A Day in a Thai Court

September 7, 2006
By

Criminal Court in Samut Prakan

Last Tuesday, I had the opportunity to visit the Provincial Criminal Court in Samut Prakan. It was a place that I didn’t really expect to find myself going. However, I had always been curious to go inside this large building which is by the river in Paknam. I went there to support one of my students from years ago. His parents had asked me to go. They thought it would help in some way. His nickname is Gor and his life as a Thai teenager is well known to people around the world due to his thailandlife.com website.

To be honest I was a bit nervous about going. Although Samut Prakan is quite close to Bangkok, there still isn’t that many foreigners in this city. Walking around all the usual places I don’t really attract much attention. But, to go to a courthouse I knew I was going to stand out like a sore thumb. It wasn’t really my own reputation I was worried about. More so of the school. It wouldn’t look good for them if any parent saw me at the courthouse. Particularly at a trial of this nature. They might misunderstand. I arrived at the court a bit early and so had to sit down in a kind of a waiting area in front of the building. Straight away someone carrying the robes of a lawyer came up to me to introduce himself. Apparently he was the son of one of the teachers and he wanted to know if I was in some kind of trouble! He wanted to help me. I assured him I wasn’t in trouble and that I was waiting for someone.

About ten minutes later I could hear sirens approaching. Looking around I spotted a prison bus entering a private entrance at the courthouse. Then came the sounds of chains. A number of people in the waiting area had already gone to take a closer look. They were calling out to the prisoners so they must be relations or friends. The prisoners were dressed in simple shorts and shirts. The colour is close to red ochre. The shorts being darker than the shirt. Around their ankles were heavy chains. To get off the bus, they had to hop down. The chain between their legs was held up off the ground with a piece of string. The bus windows had thick wire mesh. The guards sat at the front and back of the bus and the prisoners were in a cage in the middle section.If things didn’t go well for my student then he would be leaving on this bus.

At 9 a.m.
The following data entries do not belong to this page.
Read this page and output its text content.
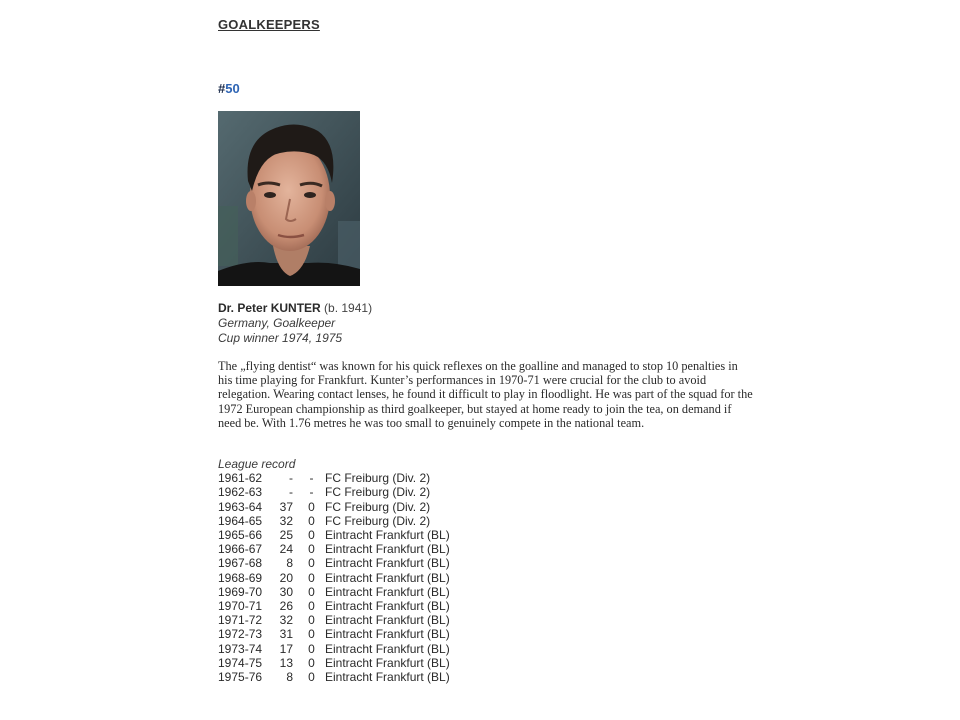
GOALKEEPERS
#50
Dr. Peter KUNTER (b. 1941)
Germany, Goalkeeper
Cup winner 1974, 1975

The „flying dentist“ was known for his quick reflexes on the goalline and managed to stop 10 penalties in his time playing for Frankfurt. Kunter’s performances in 1970-71 were crucial for the club to avoid relegation. Wearing contact lenses, he found it difficult to play in floodlight. He was part of the squad for the 1972 European championship as third goalkeeper, but stayed at home ready to join the tea, on demand if need be. With 1.76 metres he was too small to genuinely compete in the national team.

League record
1961-62	-	-	FC Freiburg (Div. 2)
1962-63	-	-	FC Freiburg (Div. 2)
1963-64	37	0	FC Freiburg (Div. 2)
1964-65	32	0	FC Freiburg (Div. 2)
1965-66	25	0	Eintracht Frankfurt (BL)
1966-67	24	0	Eintracht Frankfurt (BL)
1967-68	8	0	Eintracht Frankfurt (BL)
1968-69	20	0	Eintracht Frankfurt (BL)
1969-70	30	0	Eintracht Frankfurt (BL)
1970-71	26	0	Eintracht Frankfurt (BL)
1971-72	32	0	Eintracht Frankfurt (BL)
1972-73	31	0	Eintracht Frankfurt (BL)
1973-74	17	0	Eintracht Frankfurt (BL)
1974-75	13	0	Eintracht Frankfurt (BL)
1975-76	8	0	Eintracht Frankfurt (BL)
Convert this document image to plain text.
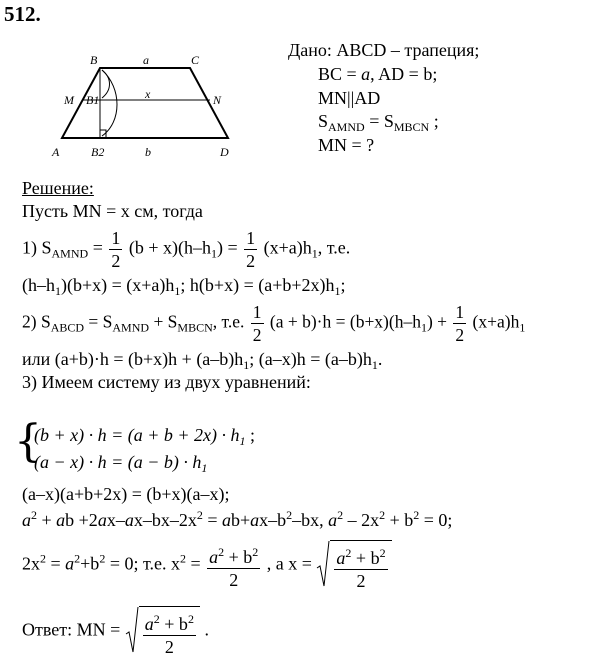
512.
B	C
a
M B1	x	N
A	B2	b	D
Дано: ABCD – трапеция;
BC = a, AD = b;
MN||AD
$S_{AMND} = S_{MBCN}$ ;
MN = ?
Решение:
Пусть MN = x см, тогда
1) $S_{AMND} = \frac{1}{2} (b + x)(h-h_1) = \frac{1}{2} (x+a)h_1$, т.е.
$(h-h_1)(b+x) = (x+a)h_1$; $h(b+x) = (a+b+2x)h_1$;
2) $S_{ABCD} = S_{AMND} + S_{MBCN}$, т.е. $\frac{1}{2} (a + b)\cdot h = (b+x)(h-h_1) + \frac{1}{2} (x+a)h_1$
или $(a+b)\cdot h = (b+x)h + (a-b)h_1$; $(a-x)h = (a-b)h_1$.
3) Имеем систему из двух уравнений:
{
$(b + x) \cdot h = (a + b + 2x) \cdot h_1$ ;
$(a - x) \cdot h = (a - b) \cdot h_1$
(a–x)(a+b+2x) = (b+x)(a–x);
$a^2$ + ab $+2ax-ax-bx-2x^2 = ab+ax-b^2-bx$, $a^2 - 2x^2 + b^2 = 0$;
$2x^2 = a^2+b^2 = 0$; т.е. $x^2 = \frac{a^2 + b^2}{2}$ , а $x = \frac{a^2 + b^2}{2}$
Ответ: MN = $\frac{a^2 + b^2}{2}$ .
I went into the courthouse with Gor and his parents. He had committed the crime about a year ago and he had been out on bail since then. To pay for this, his parents had to give the police their house registration. If their son had run away, they would have lost their house. The courthouse didn’t seem to have any lifts and we had to walk up the stairs to the fourth floor. On the second floor there was a metal detector we had to pass through. A lone security guard was checking bags. He didn’t seem to be that strict or thorough. Really just going through the motions. In fact, when we came back up after lunch, there was no-one on duty and the keys in my pocket sounded the alarm as I passed through. No-one seemed to care.
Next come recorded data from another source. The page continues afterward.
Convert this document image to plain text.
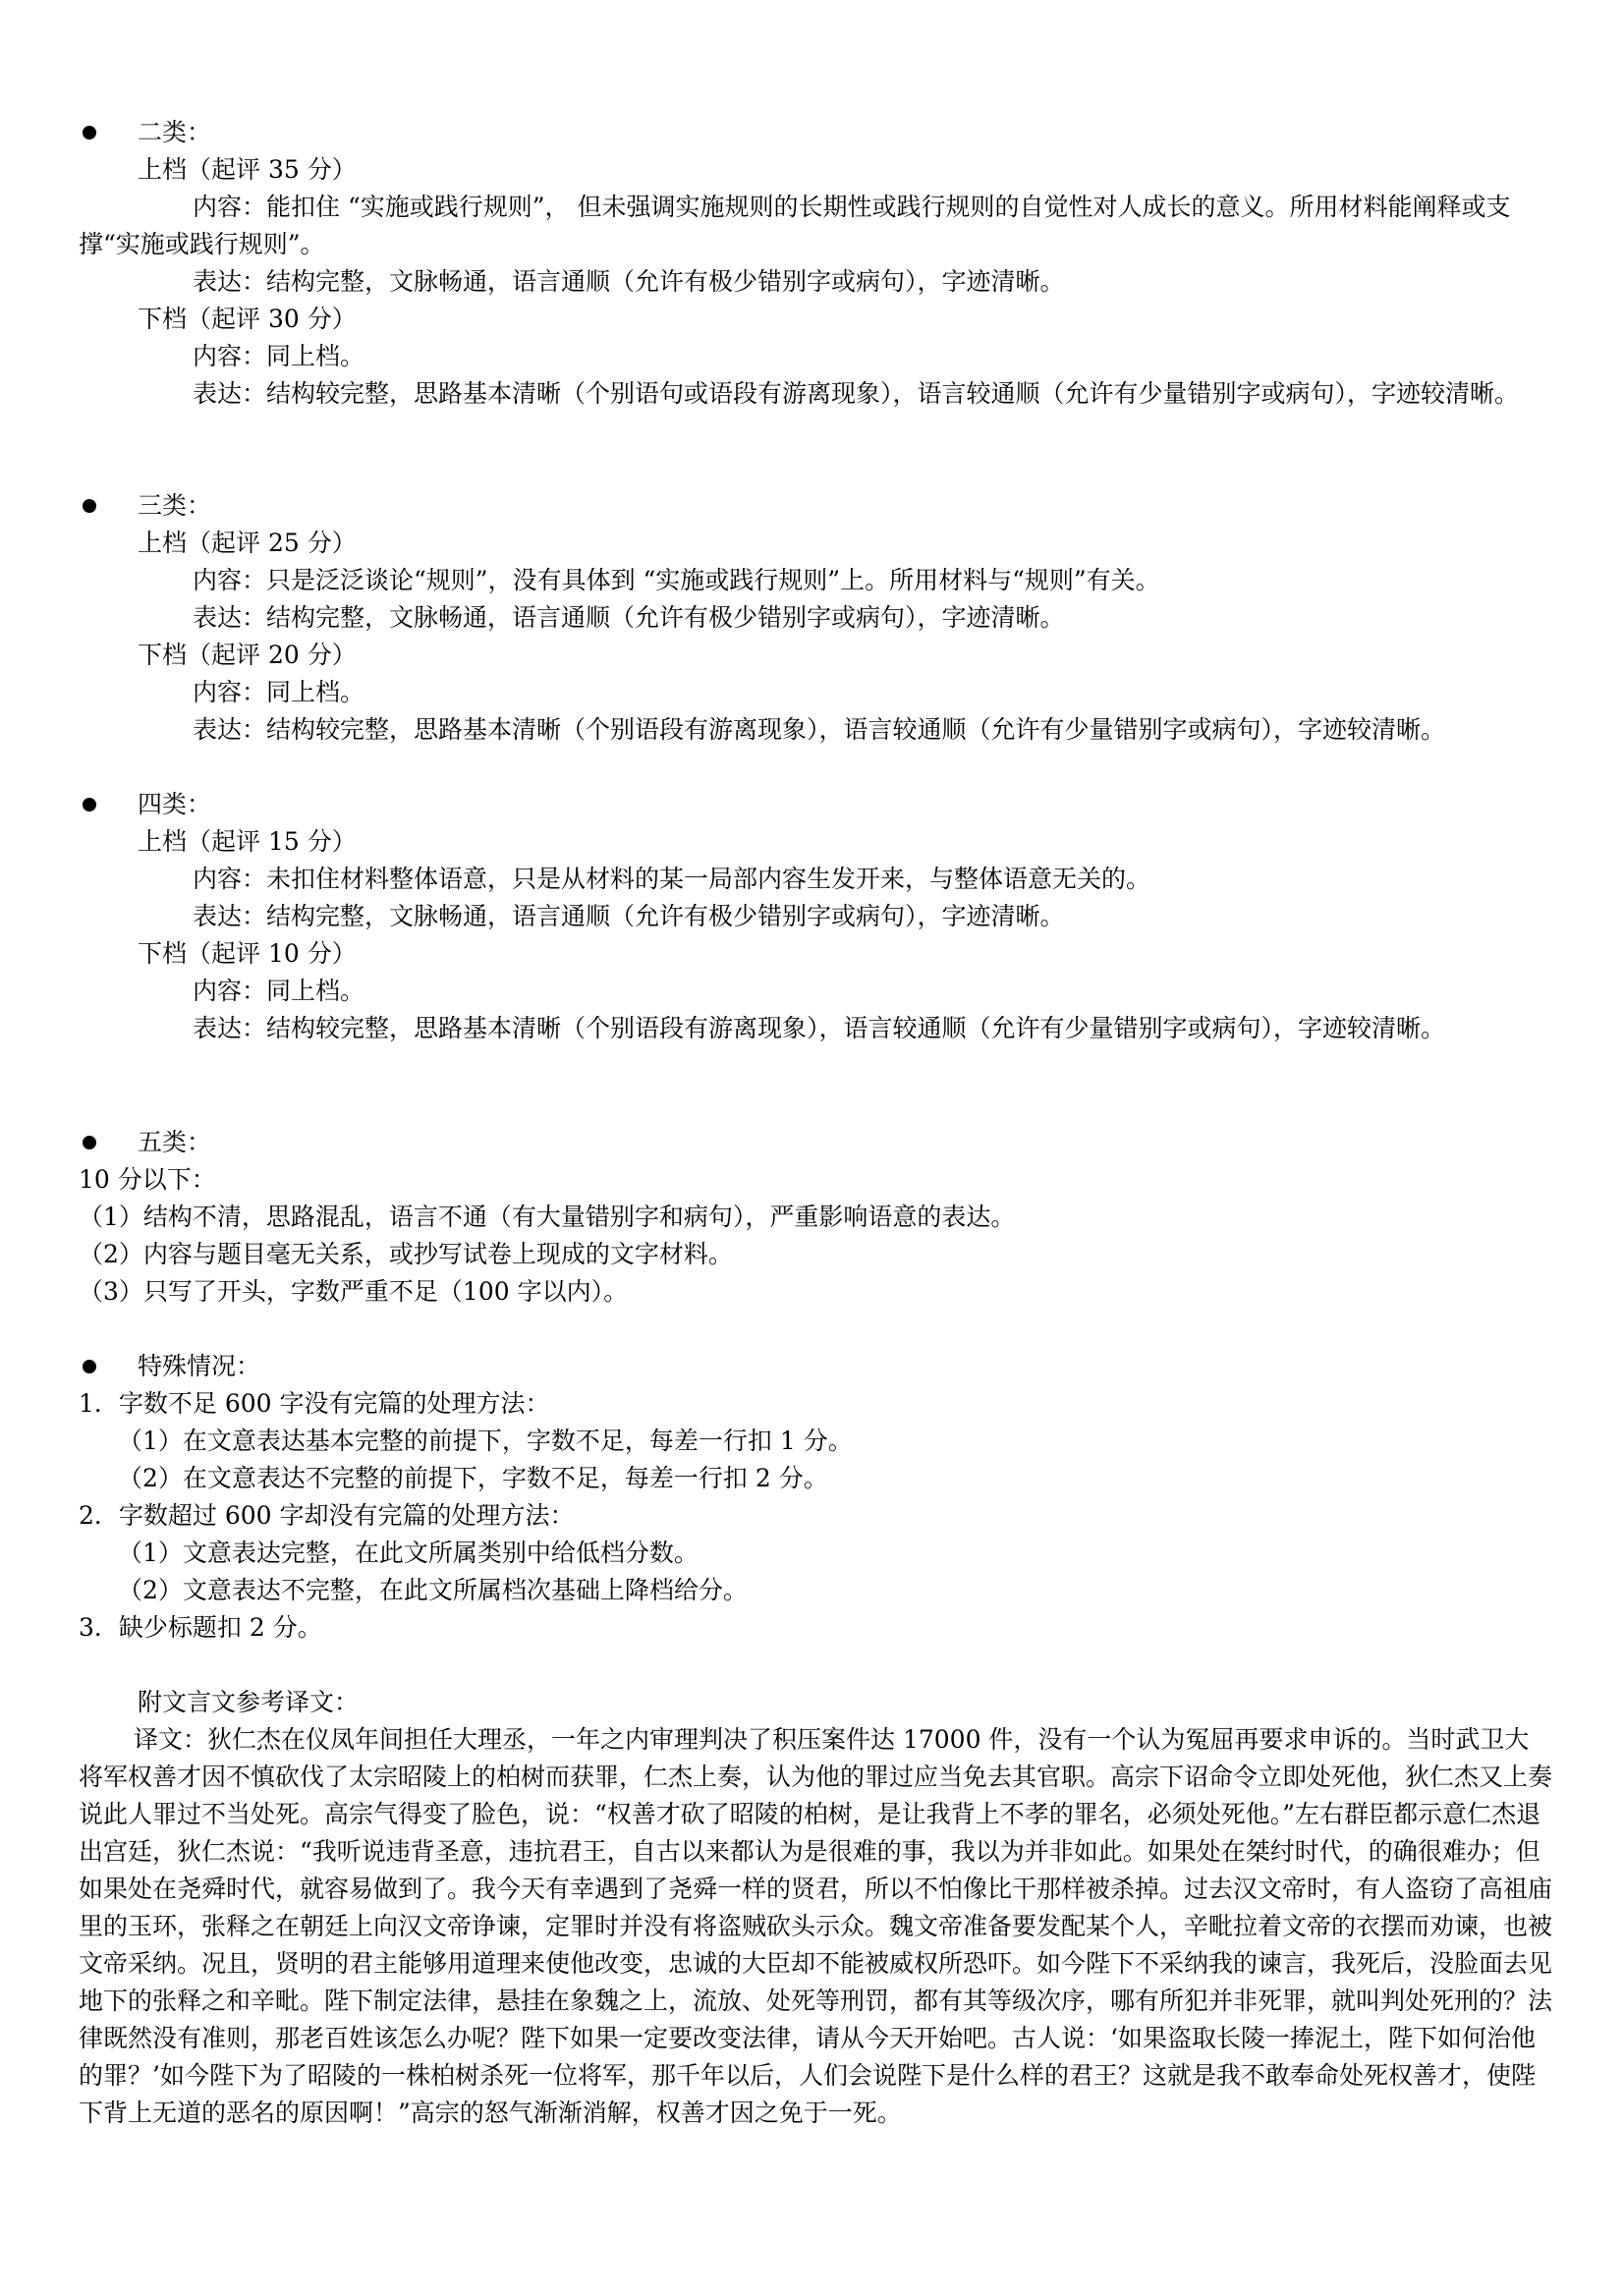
二类：
上档（起评 35 分）
内容：能扣住 “实施或践行规则”， 但未强调实施规则的长期性或践行规则的自觉性对人成长的意义。所用材料能阐释或支撑“实施或践行规则”。
表达：结构完整，文脉畅通，语言通顺（允许有极少错别字或病句），字迹清晰。
下档（起评 30 分）
内容：同上档。
表达：结构较完整，思路基本清晰（个别语句或语段有游离现象），语言较通顺（允许有少量错别字或病句），字迹较清晰。
三类：
上档（起评 25 分）
内容：只是泛泛谈论“规则”，没有具体到 “实施或践行规则”上。所用材料与“规则”有关。
表达：结构完整，文脉畅通，语言通顺（允许有极少错别字或病句），字迹清晰。
下档（起评 20 分）
内容：同上档。
表达：结构较完整，思路基本清晰（个别语段有游离现象），语言较通顺（允许有少量错别字或病句），字迹较清晰。
四类：
上档（起评 15 分）
内容：未扣住材料整体语意，只是从材料的某一局部内容生发开来，与整体语意无关的。
表达：结构完整，文脉畅通，语言通顺（允许有极少错别字或病句），字迹清晰。
下档（起评 10 分）
内容：同上档。
表达：结构较完整，思路基本清晰（个别语段有游离现象），语言较通顺（允许有少量错别字或病句），字迹较清晰。
五类：
10 分以下：
（1）结构不清，思路混乱，语言不通（有大量错别字和病句），严重影响语意的表达。
（2）内容与题目毫无关系，或抄写试卷上现成的文字材料。
（3）只写了开头，字数严重不足（100 字以内）。
特殊情况：
1．字数不足 600 字没有完篇的处理方法：
（1）在文意表达基本完整的前提下，字数不足，每差一行扣 1 分。
（2）在文意表达不完整的前提下，字数不足，每差一行扣 2 分。
2．字数超过 600 字却没有完篇的处理方法：
（1）文意表达完整，在此文所属类别中给低档分数。
（2）文意表达不完整，在此文所属档次基础上降档给分。
3．缺少标题扣 2 分。
附文言文参考译文：
译文：狄仁杰在仪凤年间担任大理丞，一年之内审理判决了积压案件达 17000 件，没有一个认为冤屈再要求申诉的。当时武卫大将军权善才因不慎砍伐了太宗昭陵上的柏树而获罪，仁杰上奏，认为他的罪过应当免去其官职。高宗下诏命令立即处死他，狄仁杰又上奏说此人罪过不当处死。高宗气得变了脸色，说：“权善才砍了昭陵的柏树，是让我背上不孝的罪名，必须处死他。”左右群臣都示意仁杰退出宫廷，狄仁杰说：“我听说违背圣意，违抗君王，自古以来都认为是很难的事，我以为并非如此。如果处在桀纣时代，的确很难办；但如果处在尧舜时代，就容易做到了。我今天有幸遇到了尧舜一样的贤君，所以不怕像比干那样被杀掉。过去汉文帝时，有人盗窃了高祖庙里的玉环，张释之在朝廷上向汉文帝诤谏，定罪时并没有将盗贼砍头示众。魏文帝准备要发配某个人，辛毗拉着文帝的衣摆而劝谏，也被文帝采纳。况且，贤明的君主能够用道理来使他改变，忠诚的大臣却不能被威权所恐吓。如今陛下不采纳我的谏言，我死后，没脸面去见地下的张释之和辛毗。陛下制定法律，悬挂在象魏之上，流放、处死等刑罚，都有其等级次序，哪有所犯并非死罪，就叫判处死刑的？法律既然没有准则，那老百姓该怎么办呢？陛下如果一定要改变法律，请从今天开始吧。古人说：‘如果盗取长陵一捧泥土，陛下如何治他的罪？’如今陛下为了昭陵的一株柏树杀死一位将军，那千年以后，人们会说陛下是什么样的君王？这就是我不敢奉命处死权善才，使陛下背上无道的恶名的原因啊！”高宗的怒气渐渐消解，权善才因之免于一死。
When we entered the courtroom I must admit I was a bit surprised. I suppose I was expecting a big courtroom like those in the movies. This one was about the size of a classroom. I estimated that there could be as many as 30 courtrooms like this one in the building. The courtroom was divided roughly in half with the public section slightly smaller. We had to sit on some very uncomfortable benches which faced the raised platform where the judges would sit. There were two comfy chairs for them. Straight ahead was the symbol of the court. This was a two edged dagger pointing downwards with a pair of scales representing fair judgement. However, it was slightly crooked with the left scales a little lower. I hoped this wasn’t a bad omen as it was in favour of the prosecutor’s side. Above this symbol of the court was the King’s portrait which was also crooked. However, he was leaning more towards the defendant’s side on my right. Hopefully that would balance things out

Below the table for the judges was where the court clerk sat at her computer. As I said before, the lawyers for the defence were seated on my right and the opposing council was on my left. There weren’t that many people in court. Gor, had come with his parents and other family members. Defendant 1 had come only with a friend who later turned out to be a witness. They all sat in the public section. A little later a group of people dressed in black entered the court. And then two shackled prisoners were escorted into the court.  Shortly after this the back door opened and the lawyer for defendant 2 motioned to us to stand up. At the same time he was quickly putting on his black robes.

The two judges came in and sat down on their comfy chairs. We then sat down on our hard benches. The judges were dressed in black robes like the lawyers but they didn’t have the white cloth over their left shoulder. The atmosphere in the courtroom was relaxed though one of the judges made it clear very early on that all mobile phones should be turned off. Rules on the door to the court also said that everyone should be dressed politely and that you weren’t allowed to read newspapers while court was in session. A shame because the proceedings did get drawn out and a trifle boring.

First up were the two prisoners who were there to listen to their sentence. They both got life for a robbery that went tragically wrong when someone got killed. Next a grieving widow who was in a land dispute with her late husband’s family. Then it was the turn of the case that I had come to observe. As we were the only people left in court, the judge looked my direction and asked who I was with. I just motioned to Gor and smiled. Then it was down to business.

First in the witness stand was the arresting officer. The seat for the witness is dead center between the judges and the public gallery. I could see that he stood and read something from a piece of paper that was stuck to the desk. There was no hand on the bible. At first I thought he had his hand on his heart. His back was to me so I couldn’t see clearly. But, both hands were up to chest level as he read. Then it dawned on me that he must have his hands together in a “wai”. He was probably saying something like he promised to tell the truth and nothing but the truth. But, I couldn’t hear very well. He had no microphone and there was too much other noise. There was even a tannoy outside which was disturbing us.